Grünes Licht für Neuer-Stiftung als Träger der freien Jugendhilfe in Gelsenkirchen

Nationaltorwart Manuel Neuer bei der Einweihung des „Manus“, dem neuen Kinder- und jugendhaaus in Buer, in das 1,5 Millionen Euro aus Neuers Kids Foundation flossen.
Nationaltorwart Manuel Neuer bei der Einweihung des „Manus“, dem neuen Kinder- und jugendhaaus in Buer, in das 1,5 Millionen Euro aus Neuers Kids Foundation flossen.
Foto: WAZ FotoPool
Die Manuel Neuer Kids Foundation ist jetzt auch im Kreis der Träger der freien Jugendhilfe in Gelsenkirchen angekommen. Einstimmig beschloss der Ausschuss für Kinder, Jugend und Familie am Dienstag die Anerkennung.

Gelsenkirchen.. Fast genau vier Jahre nach ihrer Gründung ist die gemeinnützige Manuel Neuer Kids Foundation nun auch anerkannter Träger der freien Jugendhilfe in Gelsenkirchen. In seiner Sitzung am Dienstag hat der Ausschuss für Kinder, Jugend und Familie einem entsprechenden Antrag der Stiftung grünes Licht gegeben.

Der Beschluss, bezeichnender Weise im neuen Kinder- und Jugendtreff „Manus“ (Hände) in Buer gefasst, fiel einstimmig und folgte der Empfehlung der Verwaltung, die im September Gespräche mit Stiftungsvertretern geführt und die Voraussetzungen geprüft hatte. Schalkes ehemaliger Superkeeper und heutige Nummer 1 im Bayern-Tor war bei der offiziellen Einweihung des neuen Hauses vor zwei Wochen selbst zur Stelle. Im Ausschuss begrüßte gestern Stiftungs-Geschäftsführer Hendrik Schulze-Oechtering die Mitglieder des Gremiums.

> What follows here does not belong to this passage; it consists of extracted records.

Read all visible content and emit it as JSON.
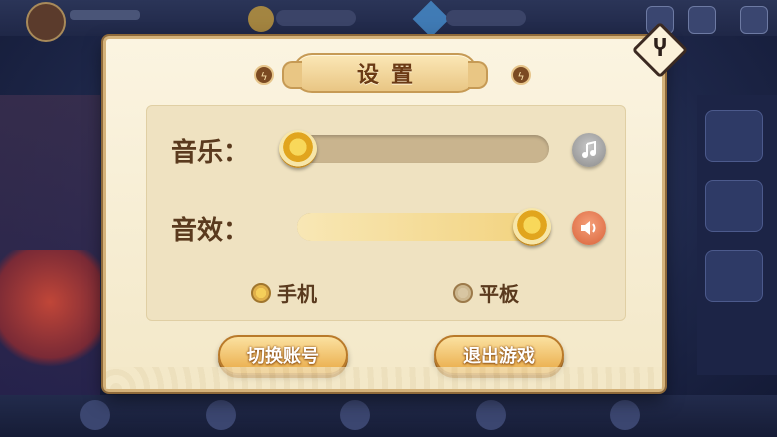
{
  "dialog": {
    "title": "设置",
    "close_glyph": "Ⴤ",
    "ornament_glyph": "ϟ",
    "music": {
      "label": "音乐：",
      "level": 0.0,
      "icon": "music-note-icon",
      "button_color": "#a9a9a9"
    },
    "sound": {
      "label": "音效：",
      "level": 1.0,
      "icon": "speaker-icon",
      "button_color": "#e67a4e"
    },
    "device_options": [
      {
        "label": "手机",
        "selected": true
      },
      {
        "label": "平板",
        "selected": false
      }
    ],
    "buttons": {
      "switch_account": "切换账号",
      "exit_game": "退出游戏"
    }
  },
  "colors": {
    "dialog_bg": "#f6ecd0",
    "accent_gold": "#e9aa46",
    "label_brown": "#5a3a1e"
  }
}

„Dankbar, dass jemand ohne Verpflichtung sein Geld so sinnvoll anlegt“

Im Vorfeld der Einstimmigkeit schwang in einigen Wortbeiträgen aber auch ein ganz zarter Sorgenton mit. Etwa in der Stellungnahme der Ev. Kirche, die Peter Schmidt als Vertreter der evangelischen Jugend vortrug. Darin wird darauf verwiesen, dass sich 200 Meter Luftlinie vom neuen Manus entfernt der Treff „ApOTheke“ der Trinitatis-Gemeinde Buer befinde. „Die unmittelbare Nachbarschaft macht es nötig, Events abzustimmen“, heißt es da unter anderem.

SPD-Sprecherin Silke Ossowski schwärmte: „Ich hätte diese Einrichtung auch gerne in Schalke gehabt. Sie ist genau im Sinne der Kinder und Jugendlichen in Gelsenkirchen.“ Und meinte weiter: „Wir müssen wohl auch nicht die Sorge haben, dass hier in absehbarer Zeit eine Finanzspritze notwendig ist.“ Ausschuss-Vorsitzender Ralf Lehmann (SPD) unterstrich, man werde einvernehmlich mit allen Trägern zusammenarbeiten und Monika Kutzborski (CDU) betonte: „Wir müssen dankbar sein, dass hier jemand ohne Verpflichtung sein Geld so sinnvoll anlegt.“

Um die von Lehmann angekündigte Zusammenarbeit der Träger geht es der Stiftung auch grundsätzlich. Das sagte Geschäftsführer Schulze-Oechtering am Rande der Sitzung zur WAZ. Seit drei Jahren ist die Manuel Neuer Kids Foundation bereits in der Stadt, die den Ausnahmefußballer groß gemacht hat, gemeinnützig unterwegs. Mit dem Ziel, sozial benachteiligten Kindern und Jugendlichen Hilfe und Unterstützung zu bieten. Schon daraus ergibt sich, wie Jugendamtsleiter Alfons Wissmann erklärte, ein Anspruch auf Anerkennung als Träger der freien Jugendhilfe.